The only problem is they scuttle away when the light is switched on

Rolls-Royce is developing tiny “cockroach” robots that can crawl inside aircraft engines to spot and fix problems.

The miniature technology can improve the way maintenance is carried out by speeding up inspections and eliminating the need to remove an engine from an aircraft for repair work to take place.

Rolls-Royce technology specialist James Kell said: "They could go off scuttling around reaching all different parts of the combustion chamber."

Speaking at the Farnborough International Airshow in England, Kell added that the robots could save engineers a lot of time.
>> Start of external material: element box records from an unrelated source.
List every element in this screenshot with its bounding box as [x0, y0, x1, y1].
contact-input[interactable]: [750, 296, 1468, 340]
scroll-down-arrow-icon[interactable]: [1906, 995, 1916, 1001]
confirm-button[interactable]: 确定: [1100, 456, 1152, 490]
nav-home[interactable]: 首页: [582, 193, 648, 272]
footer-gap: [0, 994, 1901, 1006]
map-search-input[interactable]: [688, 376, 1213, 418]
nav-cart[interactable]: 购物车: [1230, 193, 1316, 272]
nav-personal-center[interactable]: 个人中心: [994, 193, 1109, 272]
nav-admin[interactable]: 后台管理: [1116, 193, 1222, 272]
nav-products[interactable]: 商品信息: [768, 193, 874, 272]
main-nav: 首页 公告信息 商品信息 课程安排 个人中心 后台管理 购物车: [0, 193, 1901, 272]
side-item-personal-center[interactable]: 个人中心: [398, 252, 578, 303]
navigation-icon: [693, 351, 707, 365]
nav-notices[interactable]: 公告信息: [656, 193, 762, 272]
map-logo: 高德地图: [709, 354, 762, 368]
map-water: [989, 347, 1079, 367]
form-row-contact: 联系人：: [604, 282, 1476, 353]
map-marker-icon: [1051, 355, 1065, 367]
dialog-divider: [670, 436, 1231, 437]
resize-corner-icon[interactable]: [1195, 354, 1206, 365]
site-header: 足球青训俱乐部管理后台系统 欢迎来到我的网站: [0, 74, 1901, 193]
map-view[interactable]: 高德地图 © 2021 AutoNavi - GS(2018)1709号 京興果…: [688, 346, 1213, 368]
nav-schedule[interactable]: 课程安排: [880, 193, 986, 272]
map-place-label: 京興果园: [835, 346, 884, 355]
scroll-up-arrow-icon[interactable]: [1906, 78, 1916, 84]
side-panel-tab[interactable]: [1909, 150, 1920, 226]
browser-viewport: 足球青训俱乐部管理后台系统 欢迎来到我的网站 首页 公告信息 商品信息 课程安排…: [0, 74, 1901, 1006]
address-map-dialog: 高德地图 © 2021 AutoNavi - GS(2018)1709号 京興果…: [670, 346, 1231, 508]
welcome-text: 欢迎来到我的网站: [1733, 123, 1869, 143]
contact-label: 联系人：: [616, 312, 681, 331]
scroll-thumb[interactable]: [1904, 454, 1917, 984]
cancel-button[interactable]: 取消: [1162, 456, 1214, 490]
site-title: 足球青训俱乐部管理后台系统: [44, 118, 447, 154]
“If we did it conventionally it would take us five hours; with these little robots, who knows, it might take five minutes”, he added.

Rolls-Royce has teamed up with robotics experts at Harvard University in the U.S. and the University of Nottingham and the idea was developed from existing "robot bugs."

The next step is to mount cameras on the robots and scale them down to a 15-millimeter size. De Rivaz said that once the robots had performed their duty they could be programmed to leave the engine or could simply be “flushed out” by the engine itself.

Also under development are “snake” robots that are flexible enough to travel through an engine like an endoscope. These would enter through a combustion chamber and would inspect the damage and remove any debris. The second “snake” would deposit a patch repair that would sit temporarily until the engine was ready for full repair.

No schedule is placed on when the crawling robots will be available, but already in development is a “remote bore blending robot” to fix damage to compressor blades in the engine that Rolls-Royce said engineers should be using within two years.